John Chiara
Pike Slip to Sugar Hill,
Yossi Milo Gallery
New York, 245 Tenth Avenue
For his second solo exhibition at the gallery, John Chiara handcrafted a custom 50” x 40” camera designed to capture Manhattan’s soaring verticality in kaleidoscopic color and with hyperreal clarity. Driving the enormous camera around the city in the bed of a commercial pickup truck, Chiara photographs NYC’s streets and its architecture with equal admiration for glass office towers, Beaux-Arts facades and the backsides of 19th century tenements.
Through the precision barrel lens, images are projected directly onto the scroll of color photographic paper inserted into the camera. During exposure, Chiara burns, dodges and filters the light entering through the lens, working to change the temperature of light and spectrum of color as if in the darkroom. As the image is received onto negative paper, light and shadow are reversed, as are the colors, casting his anonymous skyward views in otherworldly hues. At times resembling a blueprint, an image captured through night vision goggles or an x-ray, the unexpected palette jolts the eye from its malaise of familiarity to a heightened awareness of detail and the rich collage of textures that is New York City.

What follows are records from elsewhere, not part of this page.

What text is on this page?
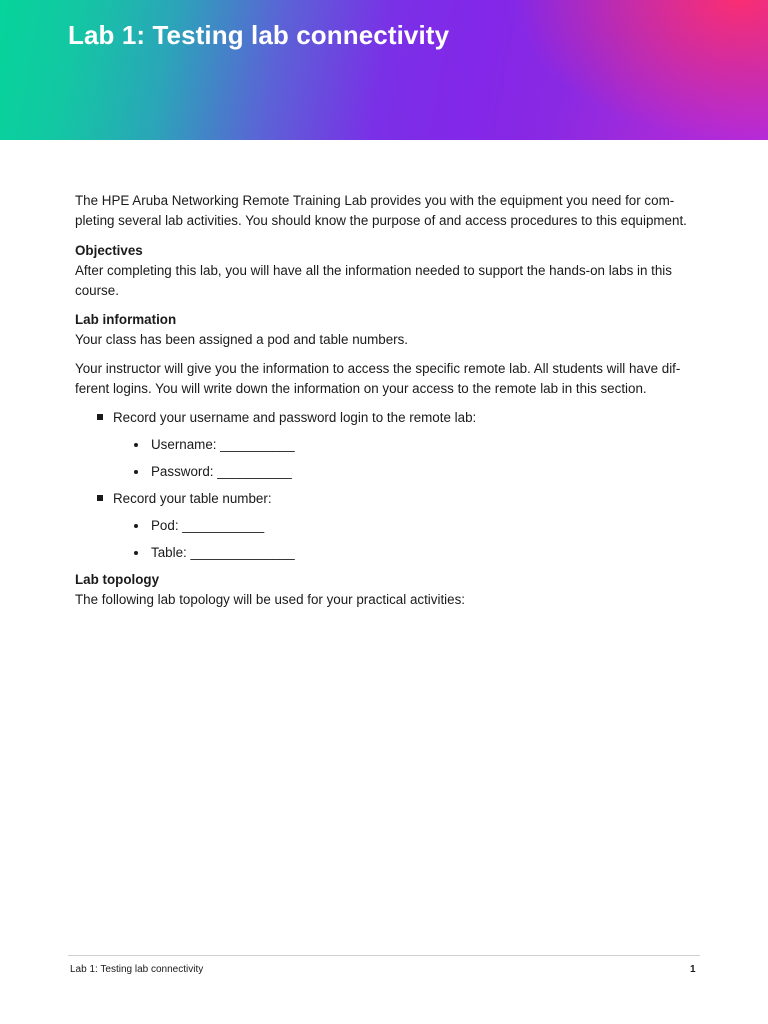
Lab 1: Testing lab connectivity

The HPE Aruba Networking Remote Training Lab provides you with the equipment you need for com-pleting several lab activities. You should know the purpose of and access procedures to this equipment.

Objectives

After completing this lab, you will have all the information needed to support the hands-on labs in this course.

Lab information

Your class has been assigned a pod and table numbers.

Your instructor will give you the information to access the specific remote lab. All students will have dif-ferent logins. You will write down the information on your access to the remote lab in this section.

Record your username and password login to the remote lab:
Username: __________
Password: __________
Record your table number:
Pod: ___________
Table: ______________

Lab topology

The following lab topology will be used for your practical activities:

Lab 1: Testing lab connectivity	1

As Luc Sante observes in his July 12, 2018, essay in the New York Times Magazine, Chiara’s unique prints “… show the architecture of Manhattan in a literally new light, allowing the viewer to appreciate things often taken for granted.” They expose the minute structures and abstract components of the cityscape -- foliage, ornamental embellishments, geometric patterning -- eliciting visceral responses akin to the fragmented imagery of memory or dreams. They also strongly reference the materiality of the photographic object, with their reflective, high-gloss surface and rough-cut edges, anchoring Chiara’s fantastical, disorienting photographs in the real world.